When measurements are made from every item in the target population, the collected data are called a census.
Sampling from the population
A census is often not feasible:
Fortunately, we can often obtain sufficiently accurate information by only measuring a selection of units from the population.
Data from a subset of the population is called a sample.
Simple random sample
The simplest way to select a representative sample from a population is called a simple random sample. In this, each unit has the same chance of being selected and some random mechanism (e.g. tossing a coin, rolling a die or a computer-based method) is used to determine whether any particular unit is included in the sample.
Although there is some inaccuracy when a sample is used instead of the whole population, the savings in cost and time often outweigh this.

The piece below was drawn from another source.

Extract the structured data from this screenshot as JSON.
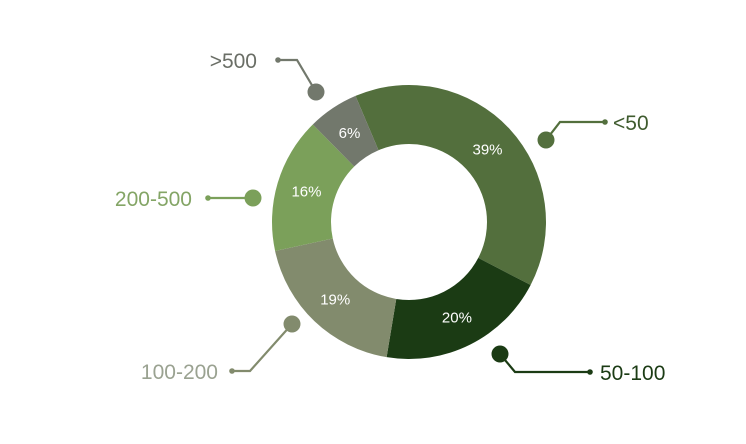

Sampling from a population of values
When only a single measurement is made from each individual, it is convenient to define the population and sample to be sets of values (rather than people or other items). This abstraction — a population of values and a corresponding sample of values — can be applied to a wide range of applications.
In the remainder of this chapter, we examine the consequences of sampling from populations of numerical and categorical values.
Sampling people
The diagram below illustrates the sampling process with a population of 56 people.

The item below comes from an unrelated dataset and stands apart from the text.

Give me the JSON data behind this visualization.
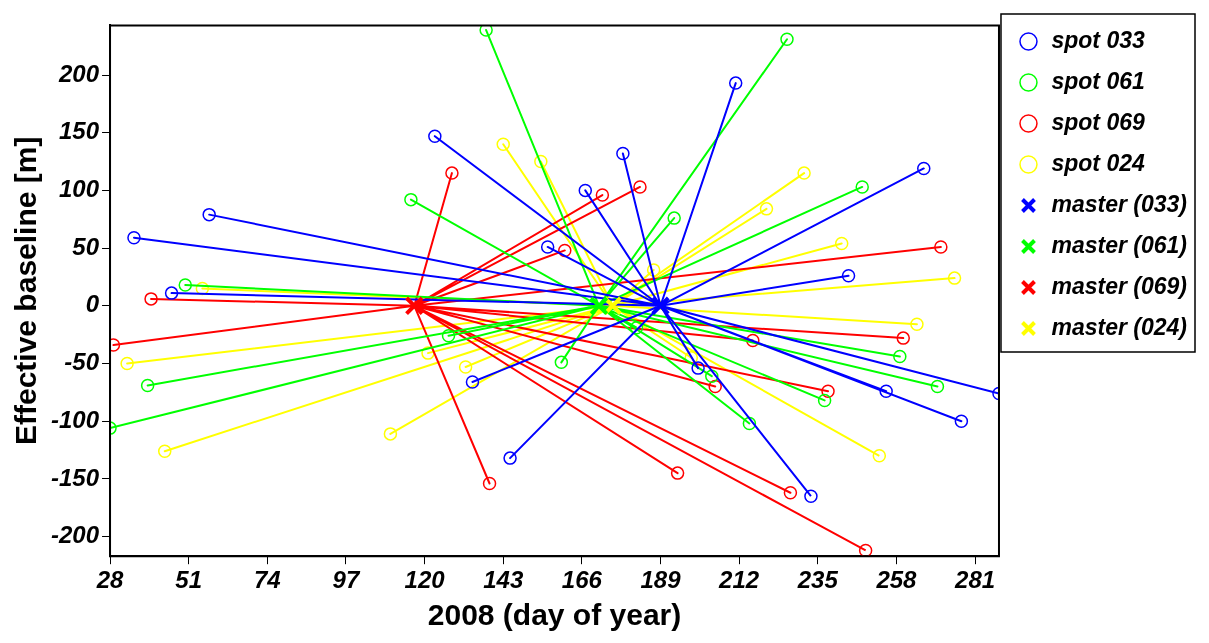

Click the button Take sample to randomly select 15 of these people. Repeat a few times to observe the variability in the units sampled.
Although there are many differences between the individuals, we are often only interested in one. Click the checkbox Only show Gender to concentrate on this aspect of the individuals; the population is a set of categorical values (Male or Female) and the sample is similarly categorical.
Similar categorical populations and samples would arise if we were interested in whether the people were married, intended to vote for a particular candidate or were unemployed.
Sampling apples
The diagram below respresents the 120 apples that one fruit-picker collected from an orchard in an hour. The apples have a variety of shapes and sizes (represented by different colours in the diagram), and some are bruised or blemished (marked with a cross).
Click the button Take sample to randomly select 17 apples.
Click Only show Apple condition to concentrate on whether the apples are damaged. As with the previous example, this reduces the problem to random sampling from a population of categorical values (Bruised or OK).